About Grandma

I wish Grandma had the patience to learn how to use computers. If Grandma could use pinterest I bet her life would change. Look at the millenial go, Jesus. Don’t mind me and my poor social skills.

Grandma has been very sad lately. She feels unneeded, purposeless, alone.

The apartment that used to be noisy and crowded at all times is suddenly always empty. A thin layer of dust covers a tidiness that is not her merit anymore, because there is nobody there to untidy it.

Four children, eleven grandchildren. So much pride. They are all smart, all healthy, all ‘good looking like grandma’.

They can do anything, she thinks to herself. That thought comforts her slightly, but not quite, when she wakes up in the middle of the night worried sick, her old little heart racing against her will. She thinks of the grownups and their jobs, of the children and their grades, and of the teenagers out and about in town, phones always in hand — except when she calls.

She calls each of them every night. The family calls it The Patrol.

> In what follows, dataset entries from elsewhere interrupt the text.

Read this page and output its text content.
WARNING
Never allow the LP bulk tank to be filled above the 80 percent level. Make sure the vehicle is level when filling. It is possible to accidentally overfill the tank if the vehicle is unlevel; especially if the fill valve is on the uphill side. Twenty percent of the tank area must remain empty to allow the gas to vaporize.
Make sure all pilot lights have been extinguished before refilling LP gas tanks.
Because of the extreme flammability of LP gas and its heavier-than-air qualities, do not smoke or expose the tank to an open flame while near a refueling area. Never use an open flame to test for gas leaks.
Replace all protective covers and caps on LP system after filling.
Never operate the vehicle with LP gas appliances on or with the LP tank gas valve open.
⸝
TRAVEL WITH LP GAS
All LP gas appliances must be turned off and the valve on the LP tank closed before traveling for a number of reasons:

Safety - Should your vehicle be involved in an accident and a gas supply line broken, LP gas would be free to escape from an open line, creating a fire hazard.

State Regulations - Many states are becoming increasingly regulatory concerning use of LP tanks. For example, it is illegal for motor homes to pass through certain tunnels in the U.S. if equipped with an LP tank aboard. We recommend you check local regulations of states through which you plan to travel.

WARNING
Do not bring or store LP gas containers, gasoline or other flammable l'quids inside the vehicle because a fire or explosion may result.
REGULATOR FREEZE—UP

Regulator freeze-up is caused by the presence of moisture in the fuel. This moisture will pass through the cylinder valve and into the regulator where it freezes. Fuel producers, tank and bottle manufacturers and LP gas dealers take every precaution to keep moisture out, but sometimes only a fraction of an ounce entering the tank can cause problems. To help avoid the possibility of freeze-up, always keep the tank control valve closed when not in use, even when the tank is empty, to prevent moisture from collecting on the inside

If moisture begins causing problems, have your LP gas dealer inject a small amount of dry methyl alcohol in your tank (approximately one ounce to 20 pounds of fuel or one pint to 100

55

The family laughs at The Patrol.

The family tells her the only reason she thinks they’re the most important people in the world is because they came out of her. The family calls her a narcissist and a control freak. The family tells her she needs hobbies and exercise. Her children, the grownups, tell her she should focus less on them, that they’re doing fine. Plus, they’re just regular people, not that smart, not that good, not worthy of that much attention.

The family talks of how much drama she makes.

She’s not convinced. Sometimes, when she’s too tired to argue, she’ll agree, jokingly, just to make them stop talking, ‘yes, of course, I’ve raised you bad, haven’t I?’

Knowing how good they are, because she saw the children they were, and that they are not acting on it, is what hurts her when they are not that good to her.

They don’t seem to like her company very much anymore. Not even the children, who used to beg for stories and games. Now they’re always looking at those damn phones with insanely small letters and giggling to themselves after each blip.

Still, when she looks at their giggly faces she sees only Beauty.

Her frail heart turns and aches everyday with how much she misses being needed and wanted by those amazing little beings she pulled out of her guts.